A truly good compilation is hard to craft. At best most wind up an assorted repository of likeminded mementos, acting as a primer for a deep dive into a neglected segment of the past. The scholarly route is the sure-fire setup and one that’s been at the heart of everything from Nuggets to the top comps from Light in the Attic to Numero. So, when a compilation like Sad About The Times comes along, it stands apart. Acting as a follow-up of sorts to the Mikey Young/Keith Abramsson compiled Follow The Sun, which sought to compile lesser known Australian folk-rock, Sad About The Times is a collection more about mood than documentation. Though the songs here are all from the ‘70s, that’s about the only time-stamp or geographic qualifier that ties them from an academic standpoint.

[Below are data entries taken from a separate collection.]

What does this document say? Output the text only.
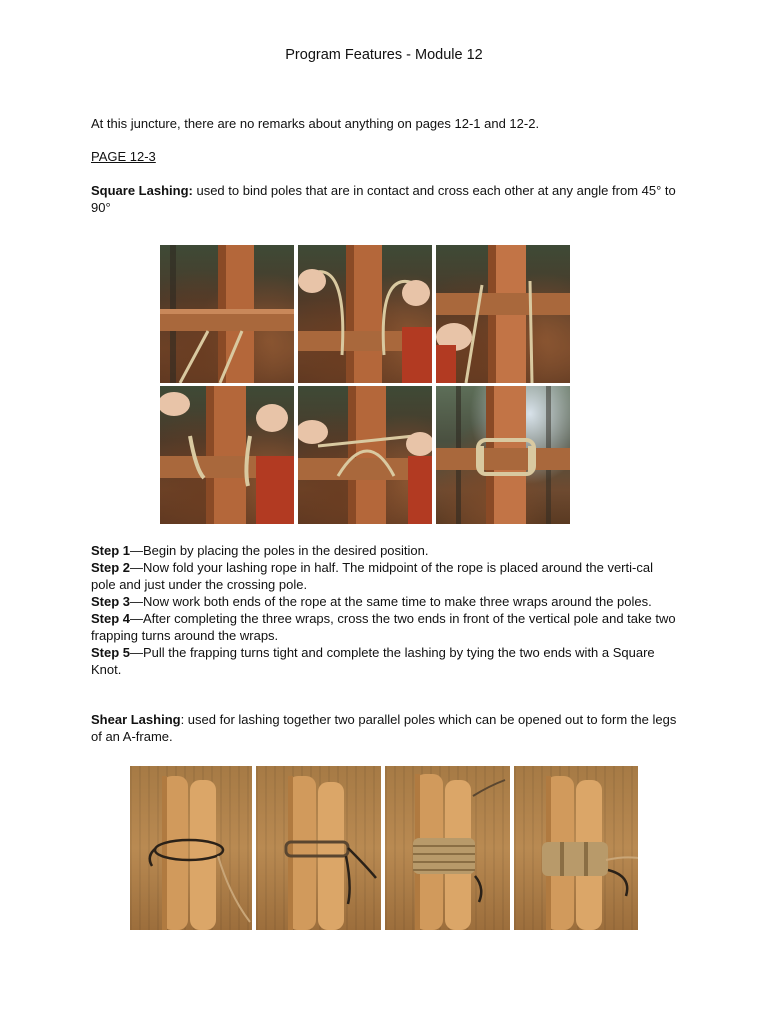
Program Features - Module 12

At this juncture, there are no remarks about anything on pages 12-1 and 12-2.

PAGE 12-3

Square Lashing: used to bind poles that are in contact and cross each other at any angle from 45° to 90°

Step 1—Begin by placing the poles in the desired position.
Step 2—Now fold your lashing rope in half. The midpoint of the rope is placed around the verti-cal pole and just under the crossing pole.
Step 3—Now work both ends of the rope at the same time to make three wraps around the poles.
Step 4—After completing the three wraps, cross the two ends in front of the vertical pole and take two frapping turns around the wraps.
Step 5—Pull the frapping turns tight and complete the lashing by tying the two ends with a Square Knot.

Shear Lashing: used for lashing together two parallel poles which can be opened out to form the legs of an A-frame.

They range from psych to folk, country to gloss-dipped rock. The artists dot the map from Canada to NY, but hover mostly around California, whether physically or just from a mental standpoint. What truly ties this collection together is its sense of melancholy and the feeling that each track could just as easily soundtrack transcendence or tidal breath. The songs hang on to the edge of ache, waiting to crash the dam of tears or simply let the veil of narcotics wash away the pain. The ‘70s held sway over many tropes, but somewhere the coke-damaged cowboy persists – strung through the songs of Flying Burrito Brothers, Neil Young, Gene Clark, Townes Van Zandt and quite a few others – and this compilation seems to find footing somewhere in their orbit. If not always a musical match, the songs here remain spiritual kinfolk to those haunted souls.
The compilation acts more as a mixtape than a document. It’s the kind of collection that would be lovingly pored over and passed to a friend in need, and perhaps that’s what Anthology’s done for us all. In the darkest hours music can be the candle that lights the path out of the cave. Sad About The Times is a flicker in the dark and a damn good one too. If you’re looking for a shoulder to lean on, SATT has got you, man. The label’s wrapped it all up in the storybook lysergia of Brian Blomerth, making this a package that’s almost too tempting for its own good. Can’t recommend this one highly enough.